Kekse und Ziegenmilch


Einen Terminkalender zu führen, scheint in Russland oft sinnlos. Der Tag im Büro war übervoll. Geschafft von dem, was ich mir vorgenommen hatte, habe ich fast nichts. 
Um 18.00 Uhr sollte ich in Marx sein, um den Pfarrer zu vertreten. Er bleibt zwei Tage länger als erwartet in Astrachan, weil es so lange mit der Visaausstellung für Kasachstan dauert. Nächsten Monat will er mit Jugendlichen dorthin fahren. Wir feierten die Messe im Keller. Oben in der Kirche hat die Renovierung begonnen. 

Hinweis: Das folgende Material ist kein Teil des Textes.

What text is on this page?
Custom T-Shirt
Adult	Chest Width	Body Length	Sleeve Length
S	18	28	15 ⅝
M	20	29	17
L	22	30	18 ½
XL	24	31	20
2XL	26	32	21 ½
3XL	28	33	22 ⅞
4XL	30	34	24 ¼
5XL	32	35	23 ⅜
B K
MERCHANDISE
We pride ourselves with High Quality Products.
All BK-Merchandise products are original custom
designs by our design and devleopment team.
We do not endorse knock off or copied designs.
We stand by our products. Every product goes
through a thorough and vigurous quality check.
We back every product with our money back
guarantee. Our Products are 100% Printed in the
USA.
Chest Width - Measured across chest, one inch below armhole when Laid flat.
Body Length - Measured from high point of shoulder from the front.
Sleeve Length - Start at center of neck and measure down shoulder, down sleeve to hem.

Anschließend überredeten mich zwei Großmütter auf den Kirchentreppen, ins Dorf zur Katechese zu fahren. Ich wäre schon eine Ewigkeit nicht mehr dort gewesen. Die beiden stammen von da, sind aber inzwischen in die Stadt umgezogen. Das wurde ein Fest. Eine Stunde lang erzählte ich der kleinen Gruppe im Wohn- und Betzimmer vom Leben, vom Stil und den Predigten des Papstes. Das kann ich momentan spontan. Dann setzten wir uns in die Küche, wo es Kekse und Ziegenmilch gab. Zuguter letzt musste ich nochmal nach Saratow, weil ich doch ab morgen Exerzitien begleite und einiges dafür nach Marx holen muss.